Dualisme mitigé. A l’origine, un monde spirituel et puis Satan etc.
Dans les deux cas, le monde sensible n’est pas l’œuvre de Dieu.
Le corps est la demeure de l’âme, et l’âme demeure de l’esprit (conception valentinienne)
L’âme est la partie créée et l’esprit l’étincelle divine.
Il y a une filiation avec les hérésies bogomiles et encore plus loin le manichéisme, le prophète Manes, et la pensée cathare. Mouvement du XIIème siècle et XIIIème. Les cathares sont dualistes et croient en la métempsychose (ces deux éléments expliquant leur presqu’indifférence à la perspective de mourir).
Les cathares n’accordent aucune réalité au monde sensible. Défaite de l’homme primordial qui a entraîné la création du monde. Le passage sur terre, la vie devient une épreuve. On retrouve la notion d’enfer terrestre des pythagoriciens et manichéens. Le monde céleste est le seul monde réel.
Le Christ ne s’est incarnée qu’en apparence. Le Christ ne s’est fait homme qu’en apparence.
Les cathares prêchent n’importe où, bois, châteaux ou dans les maisons des auditeurs. La pratique est constituée de prières, jeûnes prolongés, surtout des sermons au cours desquels la doctrine était expliquée.

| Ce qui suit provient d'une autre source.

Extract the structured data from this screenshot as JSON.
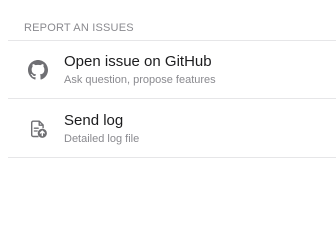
{
  "section": {
    "header": "REPORT AN ISSUES"
  },
  "items": [
    {
      "title": "Open issue on GitHub",
      "subtitle": "Ask question, propose features",
      "icon": "github-icon"
    },
    {
      "title": "Send log",
      "subtitle": "Detailed log file",
      "icon": "file-upload-icon"
    }
  ],
  "colors": {
    "title": "#1c1c1e",
    "secondary": "#8a8a8f",
    "icon": "#6f6f73",
    "divider": "#e6e6e8"
  }
}
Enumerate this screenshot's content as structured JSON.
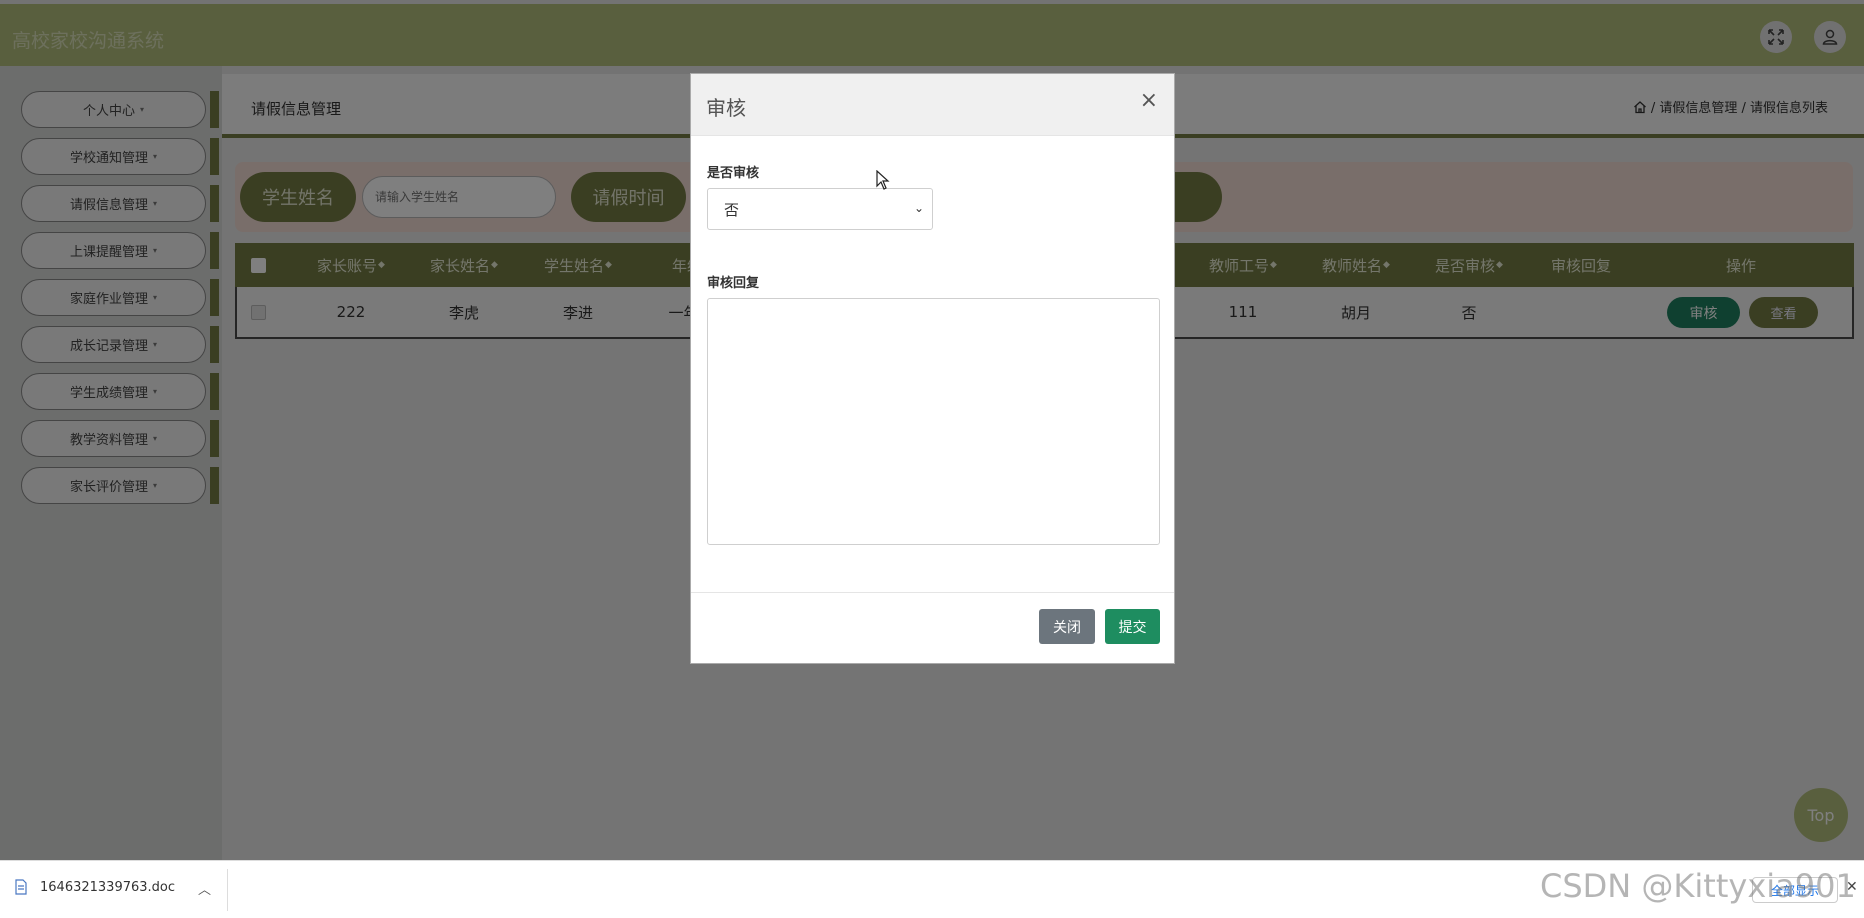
{
  "app": {
    "title": "高校家校沟通系统",
    "fullscreen_icon": "fullscreen-icon",
    "user_icon": "user-icon"
  },
  "sidebar": {
    "items": [
      {
        "label": "个人中心"
      },
      {
        "label": "学校通知管理"
      },
      {
        "label": "请假信息管理"
      },
      {
        "label": "上课提醒管理"
      },
      {
        "label": "家庭作业管理"
      },
      {
        "label": "成长记录管理"
      },
      {
        "label": "学生成绩管理"
      },
      {
        "label": "教学资料管理"
      },
      {
        "label": "家长评价管理"
      }
    ],
    "caret": "▾"
  },
  "page": {
    "title": "请假信息管理",
    "breadcrumb": "/ 请假信息管理 / 请假信息列表"
  },
  "search": {
    "student_name_label": "学生姓名",
    "student_name_placeholder": "请输入学生姓名",
    "leave_time_label": "请假时间"
  },
  "table": {
    "headers": [
      "家长账号",
      "家长姓名",
      "学生姓名",
      "年级",
      "教师工号",
      "教师姓名",
      "是否审核",
      "审核回复",
      "操作"
    ],
    "sort_glyph": "◆",
    "row": {
      "parent_account": "222",
      "parent_name": "李虎",
      "student_name": "李进",
      "grade": "一年级",
      "teacher_id": "111",
      "teacher_name": "胡月",
      "reviewed": "否",
      "reply": "",
      "audit_button": "审核",
      "view_button": "查看"
    }
  },
  "top_button": "Top",
  "modal": {
    "title": "审核",
    "close_glyph": "×",
    "reviewed_label": "是否审核",
    "reviewed_value": "否",
    "reply_label": "审核回复",
    "reply_value": "",
    "close_button": "关闭",
    "submit_button": "提交"
  },
  "download_bar": {
    "file_name": "1646321339763.doc",
    "chevron": "︿",
    "show_all": "全部显示",
    "close_glyph": "✕"
  },
  "watermark": "CSDN @Kittyxia901",
  "colors": {
    "header": "#b3bf7d",
    "accent": "#757d45",
    "audit": "#1f8060",
    "submit": "#1e8d60"
  }
}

Confession publique : apparellamentum.
Rite du consolamentum. C’est quand on veut passer d’auditeur à « parfait ». L’impétrant prends divers Engagements : envers les Évangiles et donc le Christ, ne plus manger de viande, œufs, fromage, seulement végétaux ou poisson. Et pas de commerce charnel. Récitation du pater et imposition des mains.
On peut parler à propos des cathares de neomanichéisme. Et comme tel, comme une malédiction, ils connaîtront la répression et l’horreur. L’histoire se répète.
Le terme « cathare » vient du grec catharos qui veut dire pur.
Pour plus de renseignement, « summa de catharsis et leonistis » de Raynier Sacchoni.
Les bonshommes sont connus pour parcourir de longues distances à pied ou à dos de mulet, c’en est presque légendaire. « C’étaient d’infatigables marcheurs, et l’on se demande comment ils trouvaient dans leur corps squelettique, des ressources suffisantes pour accomplir de véritables exploits
Les cathares plutôt que de renier leur foi, de se convertir, se jettent dans les bûchers en chantant.
Catharisme et troubadours, curieusement, trouvent des points de jonction en Occitanie. Le catharisme est très populaire dans toutes les couches des populations (pauvres, nobles et chevaliers du sud compris) notamment à cause de l’ascèse et de la pauvreté volontaire des « parfaits », des « bonshommes », des frères à la voix douce.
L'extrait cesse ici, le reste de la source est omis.